A coisa com o sabiá-laranjeira é a seguinte, não tem muito como distinguir a fêmea do macho pela aparência, são pássaros que não apresentam, segundo os livros, dimorfismo sexual, como muitos pássaros. Se sabe o sexo do sabiá-laranjeira pelo canto. A fêmea pia. O macho canta. Seu Sebastião saboreia a espera dos primeiros meses, até que se chegue a hora do novo sabiá cantar, sempre esperançoso por mais um macho cantador, como falava. Por isso não fica procurando os indícios no corpo do bicho enquanto cresce, ele gosta de sentir a felicidade do primeiro canto. Se enche de orgulho ao descobrir um novo macho no viveiro, já vai logo preparando a nova gaiola e pensando quem será presenteado na família ou na vizinhança.
- Oi, vó! Oi, vô!
- Chegou meu sabiá-laranjeira! Tua vó fez o angu cremoso do jeito que você gosta. Lava a mão da rua e senta.

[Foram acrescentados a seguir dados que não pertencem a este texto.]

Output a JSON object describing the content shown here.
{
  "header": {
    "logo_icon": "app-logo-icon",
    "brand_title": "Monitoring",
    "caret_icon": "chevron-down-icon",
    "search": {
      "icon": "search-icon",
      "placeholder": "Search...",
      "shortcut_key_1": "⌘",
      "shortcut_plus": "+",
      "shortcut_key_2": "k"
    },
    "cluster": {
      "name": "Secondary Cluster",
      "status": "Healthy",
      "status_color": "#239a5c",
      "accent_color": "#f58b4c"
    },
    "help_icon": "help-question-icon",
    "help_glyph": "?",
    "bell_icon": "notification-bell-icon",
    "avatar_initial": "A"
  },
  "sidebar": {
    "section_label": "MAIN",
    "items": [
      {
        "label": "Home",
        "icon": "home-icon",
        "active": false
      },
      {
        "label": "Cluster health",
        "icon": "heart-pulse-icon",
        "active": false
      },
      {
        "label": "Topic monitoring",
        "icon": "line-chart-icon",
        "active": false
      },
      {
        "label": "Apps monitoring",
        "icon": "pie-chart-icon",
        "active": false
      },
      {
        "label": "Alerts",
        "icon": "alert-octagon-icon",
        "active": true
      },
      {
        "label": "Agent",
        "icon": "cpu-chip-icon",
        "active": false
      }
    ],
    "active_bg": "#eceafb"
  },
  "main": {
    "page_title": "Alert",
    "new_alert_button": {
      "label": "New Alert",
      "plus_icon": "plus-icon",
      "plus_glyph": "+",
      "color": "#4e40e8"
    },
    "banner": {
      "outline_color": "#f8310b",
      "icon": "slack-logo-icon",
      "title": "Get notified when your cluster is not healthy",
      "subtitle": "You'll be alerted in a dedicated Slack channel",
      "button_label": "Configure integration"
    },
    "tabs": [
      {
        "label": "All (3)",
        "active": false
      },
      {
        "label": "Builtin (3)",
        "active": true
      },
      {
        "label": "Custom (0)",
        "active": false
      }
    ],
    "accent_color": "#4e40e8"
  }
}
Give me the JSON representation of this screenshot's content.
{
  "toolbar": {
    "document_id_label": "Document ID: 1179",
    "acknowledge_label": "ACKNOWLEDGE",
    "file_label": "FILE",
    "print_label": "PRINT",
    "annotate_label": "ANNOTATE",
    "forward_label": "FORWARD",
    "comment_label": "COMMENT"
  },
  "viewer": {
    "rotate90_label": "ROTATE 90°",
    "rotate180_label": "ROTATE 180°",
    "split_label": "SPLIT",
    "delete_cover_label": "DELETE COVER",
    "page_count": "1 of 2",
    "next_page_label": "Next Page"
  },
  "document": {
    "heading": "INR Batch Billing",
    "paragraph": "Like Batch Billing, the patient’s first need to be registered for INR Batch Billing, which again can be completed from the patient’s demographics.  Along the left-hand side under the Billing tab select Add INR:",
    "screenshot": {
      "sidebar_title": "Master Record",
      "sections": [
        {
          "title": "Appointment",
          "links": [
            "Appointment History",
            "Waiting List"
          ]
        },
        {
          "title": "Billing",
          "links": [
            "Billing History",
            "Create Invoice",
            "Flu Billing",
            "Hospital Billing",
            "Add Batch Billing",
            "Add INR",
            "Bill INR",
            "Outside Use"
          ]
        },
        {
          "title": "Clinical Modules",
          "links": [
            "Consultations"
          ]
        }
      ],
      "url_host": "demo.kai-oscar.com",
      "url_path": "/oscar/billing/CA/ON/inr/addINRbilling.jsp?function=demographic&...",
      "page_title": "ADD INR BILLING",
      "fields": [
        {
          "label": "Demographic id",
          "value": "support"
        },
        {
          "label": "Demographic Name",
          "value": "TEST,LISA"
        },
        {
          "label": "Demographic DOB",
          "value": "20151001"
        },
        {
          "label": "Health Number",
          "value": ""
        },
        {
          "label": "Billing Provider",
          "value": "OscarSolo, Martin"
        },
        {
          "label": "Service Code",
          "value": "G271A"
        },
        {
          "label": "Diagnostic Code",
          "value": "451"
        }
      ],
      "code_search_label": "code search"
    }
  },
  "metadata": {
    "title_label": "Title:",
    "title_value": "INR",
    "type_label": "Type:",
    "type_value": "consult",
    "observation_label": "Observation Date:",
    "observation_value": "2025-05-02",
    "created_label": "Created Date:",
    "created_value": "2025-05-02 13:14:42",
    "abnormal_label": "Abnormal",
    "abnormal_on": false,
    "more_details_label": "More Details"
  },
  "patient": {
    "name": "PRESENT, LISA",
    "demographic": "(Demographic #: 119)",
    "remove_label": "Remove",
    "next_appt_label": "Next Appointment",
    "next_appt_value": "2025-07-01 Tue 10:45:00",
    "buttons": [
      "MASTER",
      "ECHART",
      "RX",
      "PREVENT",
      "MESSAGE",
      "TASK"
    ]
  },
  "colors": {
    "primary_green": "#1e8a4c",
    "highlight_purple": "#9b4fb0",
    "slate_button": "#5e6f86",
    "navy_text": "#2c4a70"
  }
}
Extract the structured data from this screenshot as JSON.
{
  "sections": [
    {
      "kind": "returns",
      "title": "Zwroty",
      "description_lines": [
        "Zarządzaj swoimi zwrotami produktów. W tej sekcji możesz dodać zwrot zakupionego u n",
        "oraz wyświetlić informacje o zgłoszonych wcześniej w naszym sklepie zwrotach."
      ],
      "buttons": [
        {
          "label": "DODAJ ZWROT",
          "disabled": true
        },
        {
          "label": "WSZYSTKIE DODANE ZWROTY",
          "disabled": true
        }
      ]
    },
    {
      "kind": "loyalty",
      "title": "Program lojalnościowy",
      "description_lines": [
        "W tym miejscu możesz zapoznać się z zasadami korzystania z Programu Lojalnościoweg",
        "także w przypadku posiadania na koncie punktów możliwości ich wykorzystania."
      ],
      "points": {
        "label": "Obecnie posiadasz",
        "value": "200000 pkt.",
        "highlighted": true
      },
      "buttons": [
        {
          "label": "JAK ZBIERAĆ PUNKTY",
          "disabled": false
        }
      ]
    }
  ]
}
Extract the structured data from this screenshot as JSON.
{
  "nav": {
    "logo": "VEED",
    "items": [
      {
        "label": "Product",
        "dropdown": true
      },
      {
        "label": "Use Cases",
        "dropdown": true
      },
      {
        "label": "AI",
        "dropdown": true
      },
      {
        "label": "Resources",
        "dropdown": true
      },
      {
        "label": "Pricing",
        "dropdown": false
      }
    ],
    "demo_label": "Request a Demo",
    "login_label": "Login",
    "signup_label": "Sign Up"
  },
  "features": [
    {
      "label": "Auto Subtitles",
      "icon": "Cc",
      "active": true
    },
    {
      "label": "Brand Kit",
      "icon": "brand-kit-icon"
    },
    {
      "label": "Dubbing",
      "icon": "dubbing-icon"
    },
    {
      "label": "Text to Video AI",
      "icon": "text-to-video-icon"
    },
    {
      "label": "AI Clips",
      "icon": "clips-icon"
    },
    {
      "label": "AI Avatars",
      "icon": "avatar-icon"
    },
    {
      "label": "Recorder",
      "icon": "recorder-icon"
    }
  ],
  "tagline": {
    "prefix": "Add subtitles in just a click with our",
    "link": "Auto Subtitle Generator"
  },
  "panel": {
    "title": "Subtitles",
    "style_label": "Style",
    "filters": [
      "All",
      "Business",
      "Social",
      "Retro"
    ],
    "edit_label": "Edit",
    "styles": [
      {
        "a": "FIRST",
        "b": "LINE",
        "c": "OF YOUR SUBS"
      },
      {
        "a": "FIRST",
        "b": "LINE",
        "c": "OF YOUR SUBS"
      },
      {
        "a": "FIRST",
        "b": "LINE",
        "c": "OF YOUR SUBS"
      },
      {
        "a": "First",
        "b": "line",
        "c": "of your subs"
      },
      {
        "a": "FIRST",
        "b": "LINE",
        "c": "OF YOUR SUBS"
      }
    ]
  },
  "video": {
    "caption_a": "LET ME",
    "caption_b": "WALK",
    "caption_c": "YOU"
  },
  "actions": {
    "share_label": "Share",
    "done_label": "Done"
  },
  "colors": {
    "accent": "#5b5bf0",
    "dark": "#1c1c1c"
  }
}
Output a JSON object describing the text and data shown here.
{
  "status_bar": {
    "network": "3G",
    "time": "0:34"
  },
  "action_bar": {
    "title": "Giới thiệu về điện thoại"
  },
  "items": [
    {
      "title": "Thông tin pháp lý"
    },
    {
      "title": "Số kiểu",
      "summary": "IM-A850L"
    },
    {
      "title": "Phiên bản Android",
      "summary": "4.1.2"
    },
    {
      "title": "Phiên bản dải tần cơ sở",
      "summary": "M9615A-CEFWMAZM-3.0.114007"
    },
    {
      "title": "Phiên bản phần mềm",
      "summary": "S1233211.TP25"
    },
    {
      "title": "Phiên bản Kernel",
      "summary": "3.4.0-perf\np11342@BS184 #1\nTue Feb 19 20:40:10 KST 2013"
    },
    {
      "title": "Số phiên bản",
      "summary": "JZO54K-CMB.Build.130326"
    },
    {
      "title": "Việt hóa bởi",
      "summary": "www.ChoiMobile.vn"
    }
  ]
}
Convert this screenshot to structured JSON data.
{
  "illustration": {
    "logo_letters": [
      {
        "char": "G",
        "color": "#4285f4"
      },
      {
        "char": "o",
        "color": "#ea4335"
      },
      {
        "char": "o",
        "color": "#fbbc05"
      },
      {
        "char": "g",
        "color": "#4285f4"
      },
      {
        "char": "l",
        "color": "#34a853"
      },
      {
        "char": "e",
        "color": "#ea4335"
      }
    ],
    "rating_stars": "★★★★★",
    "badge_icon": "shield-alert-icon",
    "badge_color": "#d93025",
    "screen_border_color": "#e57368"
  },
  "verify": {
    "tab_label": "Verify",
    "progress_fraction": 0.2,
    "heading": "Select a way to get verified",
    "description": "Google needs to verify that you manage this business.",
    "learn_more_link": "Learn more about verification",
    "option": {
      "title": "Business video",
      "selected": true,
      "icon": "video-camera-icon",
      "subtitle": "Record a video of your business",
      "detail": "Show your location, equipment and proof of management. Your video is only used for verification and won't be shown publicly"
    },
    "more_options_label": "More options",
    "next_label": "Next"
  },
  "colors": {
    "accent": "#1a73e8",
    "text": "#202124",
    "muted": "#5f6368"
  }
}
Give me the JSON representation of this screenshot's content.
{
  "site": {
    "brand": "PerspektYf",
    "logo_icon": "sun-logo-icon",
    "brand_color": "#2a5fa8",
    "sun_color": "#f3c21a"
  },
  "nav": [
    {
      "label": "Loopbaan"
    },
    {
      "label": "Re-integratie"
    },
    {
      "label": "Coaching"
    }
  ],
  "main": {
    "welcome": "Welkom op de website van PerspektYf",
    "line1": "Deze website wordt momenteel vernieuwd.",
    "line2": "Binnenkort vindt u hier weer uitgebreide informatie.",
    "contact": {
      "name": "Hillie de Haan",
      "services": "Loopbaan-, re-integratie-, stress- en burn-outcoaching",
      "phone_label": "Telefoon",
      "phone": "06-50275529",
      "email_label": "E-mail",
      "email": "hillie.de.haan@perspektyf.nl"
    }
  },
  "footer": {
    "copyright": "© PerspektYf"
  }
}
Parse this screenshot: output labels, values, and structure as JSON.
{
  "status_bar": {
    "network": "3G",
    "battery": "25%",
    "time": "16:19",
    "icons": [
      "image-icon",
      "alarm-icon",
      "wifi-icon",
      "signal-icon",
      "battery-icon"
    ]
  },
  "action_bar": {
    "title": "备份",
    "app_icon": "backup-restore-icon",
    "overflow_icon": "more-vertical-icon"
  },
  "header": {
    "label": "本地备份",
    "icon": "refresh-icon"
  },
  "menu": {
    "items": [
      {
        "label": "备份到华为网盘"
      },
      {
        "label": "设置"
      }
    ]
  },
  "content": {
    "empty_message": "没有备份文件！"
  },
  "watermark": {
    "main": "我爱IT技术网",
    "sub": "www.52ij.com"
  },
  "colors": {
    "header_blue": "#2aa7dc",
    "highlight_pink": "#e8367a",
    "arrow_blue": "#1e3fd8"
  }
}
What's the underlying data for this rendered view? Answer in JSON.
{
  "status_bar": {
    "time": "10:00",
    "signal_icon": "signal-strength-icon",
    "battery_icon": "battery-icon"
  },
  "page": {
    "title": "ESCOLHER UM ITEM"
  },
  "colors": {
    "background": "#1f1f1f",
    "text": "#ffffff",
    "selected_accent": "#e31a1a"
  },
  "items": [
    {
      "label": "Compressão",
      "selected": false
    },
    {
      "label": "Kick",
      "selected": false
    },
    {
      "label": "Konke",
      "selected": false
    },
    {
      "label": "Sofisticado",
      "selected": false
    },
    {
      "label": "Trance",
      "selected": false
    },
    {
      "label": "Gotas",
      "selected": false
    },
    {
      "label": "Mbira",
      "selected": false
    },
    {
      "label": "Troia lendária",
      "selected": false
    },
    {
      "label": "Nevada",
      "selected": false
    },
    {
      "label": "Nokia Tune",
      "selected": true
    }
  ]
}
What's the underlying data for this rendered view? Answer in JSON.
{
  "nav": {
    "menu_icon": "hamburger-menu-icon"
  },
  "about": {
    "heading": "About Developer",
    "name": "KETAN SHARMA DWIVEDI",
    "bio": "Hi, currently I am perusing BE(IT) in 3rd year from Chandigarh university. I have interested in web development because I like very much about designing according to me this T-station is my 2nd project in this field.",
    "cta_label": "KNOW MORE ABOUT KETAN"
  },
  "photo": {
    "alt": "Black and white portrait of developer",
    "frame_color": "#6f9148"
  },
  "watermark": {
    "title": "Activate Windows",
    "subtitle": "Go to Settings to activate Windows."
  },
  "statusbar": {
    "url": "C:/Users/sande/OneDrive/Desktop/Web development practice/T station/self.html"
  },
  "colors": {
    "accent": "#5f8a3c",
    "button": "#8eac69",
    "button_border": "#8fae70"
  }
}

No viveiro, o pequeno sabiá-laranjeira, já predestinado a viver em uma pequena gaiola na casa do menino, é macho e, assim como Seu Sebastião, não o sabe. O que ele sabe e já pôde observar ao seu redor, é que seus parentes sabiás que cantam, acabam sendo levados embora do viveiro em gaiolas pequenas demais para uma vida feliz.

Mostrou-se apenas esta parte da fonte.